After the Congress government was elected to power, several people went to Dr Rajasekhara Reddy and complained against me alleging that I was politically leaned towards the TDP, in a bid to drive me out. It didn’t cut much ice with him. I was made the Additional Commissioner of Municipal Corporation of Hyderabad. Later, MD of HMRL. Dr YSR Reddy’s death was a devastation to me personally and to the project too.

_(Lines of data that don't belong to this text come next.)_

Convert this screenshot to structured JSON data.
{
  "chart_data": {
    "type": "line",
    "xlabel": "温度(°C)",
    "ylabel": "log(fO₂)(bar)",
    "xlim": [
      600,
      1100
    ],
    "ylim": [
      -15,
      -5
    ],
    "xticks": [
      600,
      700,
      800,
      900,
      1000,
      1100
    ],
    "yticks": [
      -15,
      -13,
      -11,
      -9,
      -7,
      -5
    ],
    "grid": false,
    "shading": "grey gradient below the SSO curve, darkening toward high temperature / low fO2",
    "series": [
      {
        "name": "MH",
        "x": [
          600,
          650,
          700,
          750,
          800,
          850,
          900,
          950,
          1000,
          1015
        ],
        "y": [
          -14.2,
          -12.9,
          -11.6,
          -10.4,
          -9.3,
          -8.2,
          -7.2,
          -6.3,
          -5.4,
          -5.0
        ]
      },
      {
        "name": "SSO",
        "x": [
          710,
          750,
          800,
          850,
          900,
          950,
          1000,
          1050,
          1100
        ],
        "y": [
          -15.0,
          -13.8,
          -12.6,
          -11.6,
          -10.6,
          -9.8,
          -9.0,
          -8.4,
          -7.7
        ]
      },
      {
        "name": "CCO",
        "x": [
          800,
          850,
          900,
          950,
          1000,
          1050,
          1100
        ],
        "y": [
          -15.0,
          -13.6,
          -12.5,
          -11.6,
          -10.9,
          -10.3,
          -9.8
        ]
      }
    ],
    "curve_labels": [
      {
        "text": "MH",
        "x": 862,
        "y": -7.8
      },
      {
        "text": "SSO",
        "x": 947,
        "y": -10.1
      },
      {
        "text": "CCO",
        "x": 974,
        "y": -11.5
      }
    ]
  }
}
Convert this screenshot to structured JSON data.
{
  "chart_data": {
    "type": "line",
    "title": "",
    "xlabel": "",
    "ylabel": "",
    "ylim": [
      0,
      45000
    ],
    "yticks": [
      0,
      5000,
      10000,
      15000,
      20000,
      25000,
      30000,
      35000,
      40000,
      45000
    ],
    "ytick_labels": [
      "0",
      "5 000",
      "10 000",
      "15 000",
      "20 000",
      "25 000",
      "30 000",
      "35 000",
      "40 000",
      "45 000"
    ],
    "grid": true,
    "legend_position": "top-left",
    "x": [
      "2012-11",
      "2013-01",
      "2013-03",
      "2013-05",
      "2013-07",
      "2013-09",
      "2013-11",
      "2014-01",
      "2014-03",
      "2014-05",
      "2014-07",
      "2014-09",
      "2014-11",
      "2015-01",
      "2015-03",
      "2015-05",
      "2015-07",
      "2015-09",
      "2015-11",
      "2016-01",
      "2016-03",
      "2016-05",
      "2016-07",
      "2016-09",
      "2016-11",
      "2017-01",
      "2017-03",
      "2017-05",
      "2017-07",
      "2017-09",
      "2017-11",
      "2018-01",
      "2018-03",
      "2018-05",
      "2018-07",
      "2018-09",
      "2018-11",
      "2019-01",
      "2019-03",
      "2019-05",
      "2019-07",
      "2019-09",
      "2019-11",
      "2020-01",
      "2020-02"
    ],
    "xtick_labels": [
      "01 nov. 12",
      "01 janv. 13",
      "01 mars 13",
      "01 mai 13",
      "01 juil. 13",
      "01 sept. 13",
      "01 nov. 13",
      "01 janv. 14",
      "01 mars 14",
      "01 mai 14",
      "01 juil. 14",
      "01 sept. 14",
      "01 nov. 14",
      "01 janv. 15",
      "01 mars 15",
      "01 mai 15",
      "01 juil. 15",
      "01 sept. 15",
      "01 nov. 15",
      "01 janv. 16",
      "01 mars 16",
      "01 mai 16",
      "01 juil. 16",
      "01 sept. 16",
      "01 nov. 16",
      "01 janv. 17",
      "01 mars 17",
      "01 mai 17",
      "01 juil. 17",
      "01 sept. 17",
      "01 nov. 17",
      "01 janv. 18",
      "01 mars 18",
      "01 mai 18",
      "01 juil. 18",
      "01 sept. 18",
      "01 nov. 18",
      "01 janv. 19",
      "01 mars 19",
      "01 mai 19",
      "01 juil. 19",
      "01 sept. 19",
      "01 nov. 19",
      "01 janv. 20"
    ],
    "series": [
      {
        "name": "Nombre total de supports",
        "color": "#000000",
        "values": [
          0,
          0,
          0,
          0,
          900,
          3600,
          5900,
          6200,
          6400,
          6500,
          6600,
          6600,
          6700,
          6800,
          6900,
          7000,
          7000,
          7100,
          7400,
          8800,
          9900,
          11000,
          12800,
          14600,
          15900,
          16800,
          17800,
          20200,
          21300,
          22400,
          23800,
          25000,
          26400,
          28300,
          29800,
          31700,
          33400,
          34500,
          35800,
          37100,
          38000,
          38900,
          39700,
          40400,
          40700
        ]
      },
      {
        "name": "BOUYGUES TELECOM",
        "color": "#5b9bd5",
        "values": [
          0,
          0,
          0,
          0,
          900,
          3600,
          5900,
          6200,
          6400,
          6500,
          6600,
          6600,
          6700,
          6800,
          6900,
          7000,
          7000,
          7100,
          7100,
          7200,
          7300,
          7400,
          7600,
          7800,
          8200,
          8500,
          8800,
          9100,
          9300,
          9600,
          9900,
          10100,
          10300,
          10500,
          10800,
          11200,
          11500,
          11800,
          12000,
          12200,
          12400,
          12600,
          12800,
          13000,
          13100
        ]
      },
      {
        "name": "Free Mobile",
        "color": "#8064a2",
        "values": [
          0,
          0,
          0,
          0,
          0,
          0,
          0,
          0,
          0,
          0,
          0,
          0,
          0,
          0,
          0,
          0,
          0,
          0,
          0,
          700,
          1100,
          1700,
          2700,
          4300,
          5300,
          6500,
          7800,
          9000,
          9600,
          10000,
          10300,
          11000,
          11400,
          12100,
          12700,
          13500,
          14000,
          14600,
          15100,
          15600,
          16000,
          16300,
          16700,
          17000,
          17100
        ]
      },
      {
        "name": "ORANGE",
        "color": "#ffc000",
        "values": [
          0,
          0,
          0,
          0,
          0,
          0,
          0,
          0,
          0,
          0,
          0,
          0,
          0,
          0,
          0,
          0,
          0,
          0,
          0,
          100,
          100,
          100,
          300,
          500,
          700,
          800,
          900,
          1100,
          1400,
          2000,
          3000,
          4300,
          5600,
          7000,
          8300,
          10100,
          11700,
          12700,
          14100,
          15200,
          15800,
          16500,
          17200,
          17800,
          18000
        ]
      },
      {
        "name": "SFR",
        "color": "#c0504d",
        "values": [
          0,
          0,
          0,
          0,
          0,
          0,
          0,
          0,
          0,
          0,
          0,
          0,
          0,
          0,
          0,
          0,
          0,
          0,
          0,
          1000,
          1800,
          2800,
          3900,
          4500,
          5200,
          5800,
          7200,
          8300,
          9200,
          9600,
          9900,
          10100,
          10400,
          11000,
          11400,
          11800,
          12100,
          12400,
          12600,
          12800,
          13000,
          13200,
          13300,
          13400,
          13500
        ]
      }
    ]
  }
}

Telangana agitation became intense and then Chief Minister K Rosaiah was only busy handling it. He wasn’t very keen on the project. He used to ask whether Hyderabad required a metro rail at all. However, it was during his time, that the concession agreement with L&T was signed after putting off the bid process by six times. Dr Ahluwali and the Centre came in as a big support. Then Mr N Kirankumar Reddy became the Chief Minister who had encouraged me to get the project works commenced, even as the city was burning with agitations.
Once the L&T launched the erection of pillars for elevated track, several objections, court cases and agitations demanding stoppage of the entire metro rail plan rattled the project. In fact, close to 200 court cases were filed, of which we won 190 and some are still pending disposal. We have ensured that land acquisition, alignments and routes were designed to perfection.
How was the journey with the Telangana Rashtra Samithi (TRS) Government?
It’s with them at the helm the project began to move on a fast track. Soon after the elections, the State was separated and Mr K Chandrasekhar Rao was elected the Chief Minister. Again, my detractors and motor mouths became busy to get me out of the position, especially because I don’t belong to the State. But Mr Rao, who was very quick in coming to grips with the administration after leading his party from the path of agitation into governance, understood the nuances and instructed me to continue doing my work. The project began moving on a faster pace, but came to a standstill due to some objections on alignment. After Mr KT Rama Rao became the Minister for Municipal Administration, the metro rail project was accelerated.
Even though the first and second stretches were ready quite a few months ago, the Chief Minister KCR insisted that we should throw it open to public once we were done with last mile connectivity in this stretch. We realized his wish and the Hyderabad Metro Rail will run a distance of 30 km covering 24 stations with a train having with three coaches every 15 minutes; and every three minutes during peak hours. In this 30-km stretch, the HMRL would transport 60,000 to 75,000 passengers every hour and 10-15 lakh passengers every day. App-supported bicycles, modern amenities, shopping at stations, feeder buses and electric vehicles into nearby colonies for the benefit of commuters are going to change the streetscape of the city.
We will complete the phase I connecting the three lines in close to 70 km between Miyapur to LB Nagar; Jubilee Bus Station to Mahatma Gandhi Bus Station; and Nagole to Raidurg with 66 stations to cart 30 lakh passengers a day at 1,80,000 travelers an hour by November 2018. Then we will take up the other phases.